Miguel Barreto, que foi diretor-geral da Energia entre 2004 e 2008, recusa ser associado ao movimento de portas giratórias que tem sido associado ao setor da energia, a propósito da circulação de quadros entre governos, reguladores, consultoras e empresas energéticas. “O conceito de portas giratórias não se aplica a mim”, afirmou esta quarta-feira no Parlamento quando confrontado com a criação de uma empresa de certificação energética, após ter abandonado funções, e que vendeu mais tarde à EDP. “Não vim do setor elétrico, nem fui para o setor elétrico”. Miguel Barreto trabalha atualmente como consultor de energia fora de Portugal, atualmente está envolvido num projeto no Nepal, mas em Portugal está a trabalhar no licenciamento de centrais fotovoltaicas.

O conceito de portas giratórias tem-se aplicado a quadros que apoiaram do ponto de vista técnico os governos a tomar decisões políticas e que depois foram parar às empresas visadas por esses diplomas legais. João Conceição e Rui Cartaxo, que foram administradores da REN depois de passarem por gabinetes governamentais, e Ricardo Ferreira, que é diretor da EDP.  Há ainda um ponto de origem comum a vários destes técnicos, a consultora Boston Consulting da qual vieram João Conceição, Ricardo Ferreira, mas também Miguel Barreto.

Durante a audição na comissão parlamentar de inquérito às rendas excessivas da eletricidade, Miguel Barreto começou por sublinhar: “Quero deixar claro que não favoreci interesses particulares, mas sim o interesse do Estado e dos consumidores. Como diretor-geral sempre tive postura técnica”. Para ex-diretor-geral, a certificação energética, atividade que avalia a eficiência dos sistemas de fornecimento de energia em residências e outras instalações, não é do setor elétrico, será mais do imobiliário.

Miguel Barreto recordou que tinha 40% do capital da uma empresa de certificação energética, a Home Energy, na qual o acionista maioritário era a Martifer. Diz que a EDP abordou a Martifer para comprar a empresa, numa altura em que este grupo estava em reestruturação e decide vender. Recordou que havia um acordo parassocial com uma cláusula de “tag along”, ou seja, tinha a opção de vender a sua posição se o maior acionista também o fizesse.
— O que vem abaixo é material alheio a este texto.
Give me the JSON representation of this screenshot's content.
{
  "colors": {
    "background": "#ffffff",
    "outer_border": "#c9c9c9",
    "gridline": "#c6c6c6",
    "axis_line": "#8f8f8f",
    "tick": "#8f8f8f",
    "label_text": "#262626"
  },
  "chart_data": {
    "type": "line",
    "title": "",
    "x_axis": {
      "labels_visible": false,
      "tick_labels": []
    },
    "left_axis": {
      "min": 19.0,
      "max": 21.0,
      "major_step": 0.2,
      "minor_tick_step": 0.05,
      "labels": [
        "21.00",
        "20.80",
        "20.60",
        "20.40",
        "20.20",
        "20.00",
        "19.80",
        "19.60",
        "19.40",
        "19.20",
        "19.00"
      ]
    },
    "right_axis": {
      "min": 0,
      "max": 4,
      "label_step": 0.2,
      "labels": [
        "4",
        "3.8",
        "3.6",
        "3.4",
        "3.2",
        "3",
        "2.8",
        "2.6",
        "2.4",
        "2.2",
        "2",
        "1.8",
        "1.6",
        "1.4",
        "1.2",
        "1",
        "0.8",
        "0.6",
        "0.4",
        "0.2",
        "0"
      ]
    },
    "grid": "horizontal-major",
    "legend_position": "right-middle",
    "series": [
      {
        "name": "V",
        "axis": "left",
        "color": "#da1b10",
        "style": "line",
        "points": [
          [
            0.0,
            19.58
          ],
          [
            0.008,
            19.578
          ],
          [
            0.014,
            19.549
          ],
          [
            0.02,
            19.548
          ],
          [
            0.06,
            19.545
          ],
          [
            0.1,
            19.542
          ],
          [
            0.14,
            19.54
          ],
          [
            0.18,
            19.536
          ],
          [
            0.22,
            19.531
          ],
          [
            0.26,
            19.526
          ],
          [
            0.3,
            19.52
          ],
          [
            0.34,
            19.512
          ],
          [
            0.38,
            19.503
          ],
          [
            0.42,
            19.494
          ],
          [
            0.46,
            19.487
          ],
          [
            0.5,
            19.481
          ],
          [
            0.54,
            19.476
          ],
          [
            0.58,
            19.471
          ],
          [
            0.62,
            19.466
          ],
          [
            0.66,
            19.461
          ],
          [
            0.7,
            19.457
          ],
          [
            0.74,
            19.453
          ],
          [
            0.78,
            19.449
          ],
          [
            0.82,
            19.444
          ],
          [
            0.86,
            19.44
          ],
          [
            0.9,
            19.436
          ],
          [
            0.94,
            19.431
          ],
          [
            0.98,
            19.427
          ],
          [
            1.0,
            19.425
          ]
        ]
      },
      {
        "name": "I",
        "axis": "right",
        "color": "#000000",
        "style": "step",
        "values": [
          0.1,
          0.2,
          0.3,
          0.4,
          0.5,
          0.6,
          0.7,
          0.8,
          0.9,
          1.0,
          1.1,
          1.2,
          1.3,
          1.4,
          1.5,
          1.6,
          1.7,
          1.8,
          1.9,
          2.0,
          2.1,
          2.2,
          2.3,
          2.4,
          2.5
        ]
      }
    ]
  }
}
Barreto descreveu a Home Energy como a empresa líder na certificação energética, com uma faturação de oito milhões de euros e mais de 100 colaboradores e garantiu: “Não foi uma negociação fácil”. E contou que o preço de quatro milhões de euros, acabou por baixar para 3,4 milhões de euros. E a EDP ainda conseguiu reduzir mais 150 mil euros. O Observador revelou que o encaixe recebido pelo antigo-diretor geral com esta venda foi transferido para uma conta na Suíça, o que suscitou uma investigação por parte das autoridades daquele país. Isto porque Miguel Barreto é um dos visados na investigação da justiça portuguesa à suspeita de decisões de vários governos que terão favorecido a EDP, em particular relacionadas com os custos de manutenção do equilíbrio contratual (CMEC), que tem sido associados às rendas excessivas do setor elétrico.

O antigo diretor-geral referiu ainda a existência de uma cláusula de não concorrência de cinco anos para si, que o impedia de trabalhar numa empresa concorrente. E até admitiu “Houve uma certa vontade de me tirar do mercado”. E numa resposta posterior admitiu que a EDP pode ter querido comprar a Home Energy para poder fornecer os serviços adicionais de auditoria e certificação energética que estão incluídos nas ofertas no mercado liberalizado.